Dalam hidup sehari-hari, kata-kata sering kali jauh lebih mudah diucapkan daripada dipraktikkan. Banyak pemimpin mengucapkan jargon rohani untuk meraih hati pemilih atau untuk mengkritik orang lain, tetapi hidup mereka tidak mencerminkan kasih Kristus. Ketika iman dijadikan alat persuasi atau simbol kekuatan, kita harus ingat bahwa Tuhan tidak melihat penampilan luar. Dia melihat hati. Dan buah kehidupan seseorang tidak dapat dipalsukan dalam jangka panjang.

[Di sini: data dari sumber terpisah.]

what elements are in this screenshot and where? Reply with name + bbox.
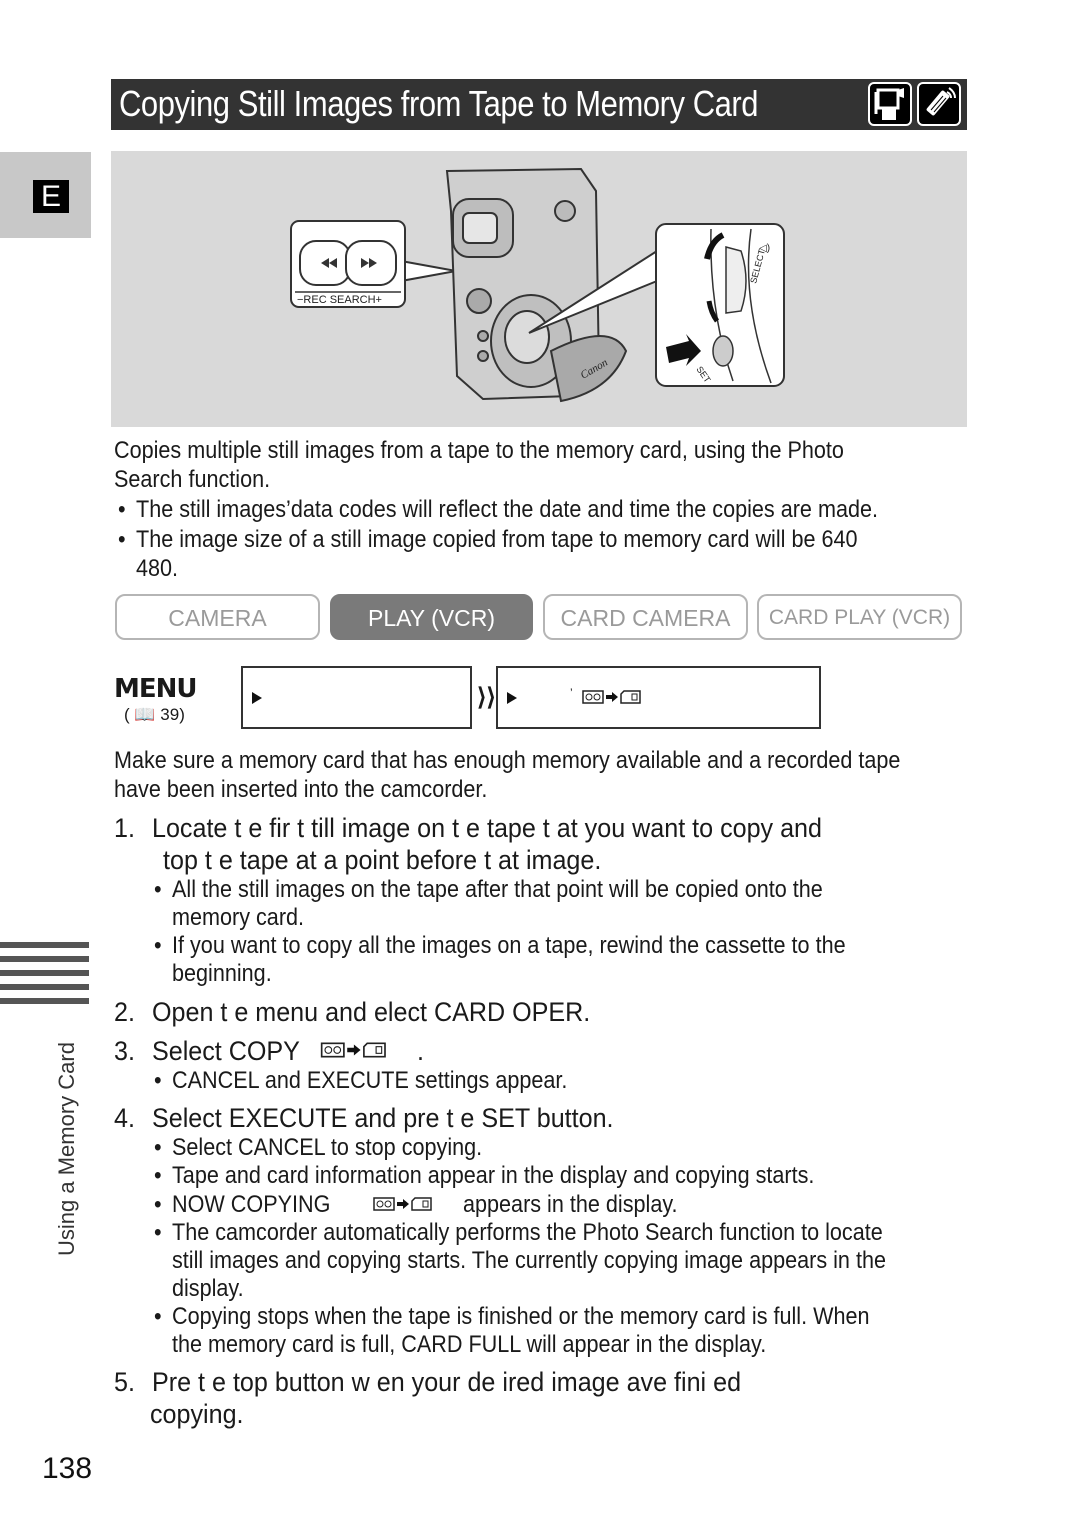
step-1-number: 1. (114, 813, 135, 843)
intro-line-1: Copies multiple still images from a tape… (114, 437, 844, 464)
tape-to-card-icon (373, 1197, 432, 1211)
rec-search-label: −REC SEARCH+ (297, 294, 382, 306)
prereq-line-1: Make sure a memory card that has enough … (114, 747, 901, 774)
step-1-bullet: If you want to copy all the images on a … (154, 931, 846, 960)
step-4-bullet-cont: display. (172, 1275, 244, 1302)
menu-box-copy: ’ (496, 666, 821, 729)
speaker-icon: ◁) (759, 243, 770, 254)
step-4-bullet: NOW COPYING (154, 1190, 330, 1219)
step-4-bullet-cont: appears in the display. (463, 1191, 678, 1218)
rec-search-callout: −REC SEARCH+ (290, 220, 457, 308)
step-2-number: 2. (114, 997, 135, 1027)
step-1-bullet-cont: memory card. (172, 904, 305, 931)
book-icon: 📖 (134, 705, 156, 724)
step-4-bullet-cont: the memory card is full, CARD FULL will … (172, 1331, 767, 1358)
page-number: 138 (42, 1452, 93, 1485)
step-1-bullet-cont: beginning. (172, 960, 272, 987)
step-5-text-cont: copying. (150, 1399, 244, 1429)
language-letter: E (33, 180, 69, 213)
tape-to-card-icon (320, 1042, 386, 1058)
step-1-text-cont: top t e tape at a point before t at imag… (163, 845, 602, 875)
mode-card-play-vcr: CARD PLAY (VCR) (757, 594, 962, 640)
step-5-number: 5. (114, 1367, 135, 1397)
intro-bullet: The image size of a still image copied f… (118, 525, 858, 554)
step-3-text: Select COPY (152, 1036, 300, 1066)
section-title-bar: Copying Still Images from Tape to Memory… (111, 79, 967, 130)
step-2-text: Open t e menu and elect CARD OPER. (152, 997, 591, 1027)
step-4-bullet: Tape and card information appear in the … (154, 1161, 814, 1190)
intro-line-2: Search function. (114, 466, 271, 493)
step-4-bullet-cont: still images and copying starts. The cur… (172, 1247, 886, 1274)
step-5-text: Pre t e top button w en your de ired ima… (152, 1367, 742, 1397)
language-tab: E (0, 152, 91, 238)
intro-bullet-cont: 480. (136, 555, 179, 582)
intro-bullet: The still images’data codes will reflect… (118, 495, 878, 524)
camcorder-illustration: −REC SEARCH+ Canon SELECT SET ◁) (111, 151, 967, 427)
menu-reference: ( 📖 39) (124, 705, 185, 724)
step-4-bullet: Copying stops when the tape is finished … (154, 1302, 870, 1331)
double-chevron-icon: ⟩⟩ (477, 684, 496, 711)
step-3-number: 3. (114, 1036, 135, 1066)
step-4-number: 4. (114, 1103, 135, 1133)
menu-label: MENU (114, 674, 198, 704)
mode-card-camera: CARD CAMERA (543, 594, 748, 640)
page-title: Copying Still Images from Tape to Memory… (119, 83, 759, 124)
step-3-suffix: . (417, 1036, 424, 1066)
camcorder-icon (868, 82, 912, 126)
menu-ref-page: 39 (160, 705, 180, 724)
step-4-text: Select EXECUTE and pre t e SET button. (152, 1103, 614, 1133)
triangle-icon (507, 692, 517, 704)
tape-to-card-icon (582, 690, 641, 704)
mode-play-vcr: PLAY (VCR) (330, 594, 533, 640)
step-3-bullet: CANCEL and EXECUTE settings appear. (154, 1066, 567, 1095)
mode-camera: CAMERA (115, 594, 320, 640)
step-1-bullet: All the still images on the tape after t… (154, 875, 823, 904)
menu-box-card-oper (241, 666, 472, 729)
triangle-icon (252, 692, 262, 704)
step-1-text: Locate t e fir t till image on t e tape … (152, 813, 822, 843)
section-label: Using a Memory Card (54, 1042, 79, 1256)
step-4-bullet: Select CANCEL to stop copying. (154, 1133, 482, 1162)
prereq-line-2: have been inserted into the camcorder. (114, 776, 488, 803)
step-4-bullet: The camcorder automatically performs the… (154, 1218, 883, 1247)
remote-control-icon (917, 82, 961, 126)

2. Bahaya Ketika Iman Dijadikan Alat

Sejak zaman Perjanjian Lama, kita melihat bagaimana pemimpin dapat menyalahgunakan nama Tuhan. Nabi Yesaya menegur bangsa yang menghormati Allah dengan bibir, tetapi hati mereka jauh dari-Nya (Yesaya 29:13). Penggunaan agama untuk keuntungan pribadi bukan hanya persoalan moral, tetapi juga persoalan spiritual. Ketika nama Tuhan dipakai untuk membenarkan ambisi manusia, kehendak Allah menjadi kabur, dan umat mudah disesatkan.

Di zaman modern, seorang pemimpin dapat menggunakan citra “religius” untuk menunjukkan dirinya bermoral atau dekat dengan nilai-nilai keagamaan, padahal hidupnya tidak mencerminkan sikap dan kasih seorang murid Kristus. Inilah bahaya besar: ketika masyarakat mulai menganggap simbol-simbol religius sebagai tanda kesalehan, padahal Alkitab secara konsisten mengingatkan bahwa kesalehan tidak terletak pada simbol, tetapi pada karakter.

3. Godaan Orang Percaya: Salah Menafsirkan Identitas Rohani Seorang Pemimpin

Umat Kristen sering kali rindu melihat pemimpin yang takut akan Tuhan. Keinginan ini baik dan wajar. Tetapi kerinduan itu dapat dimanipulasi oleh tokoh-tokoh yang hanya mengklaim iman tanpa hidup dalam pertobatan. Ketika seorang pemimpin mengatakan dirinya seorang Kristen, atau mengangkat tinggi nilai-nilai religius, kita cenderung menyambutnya dengan sukacita, tanpa terlebih dahulu menguji buah hidupnya.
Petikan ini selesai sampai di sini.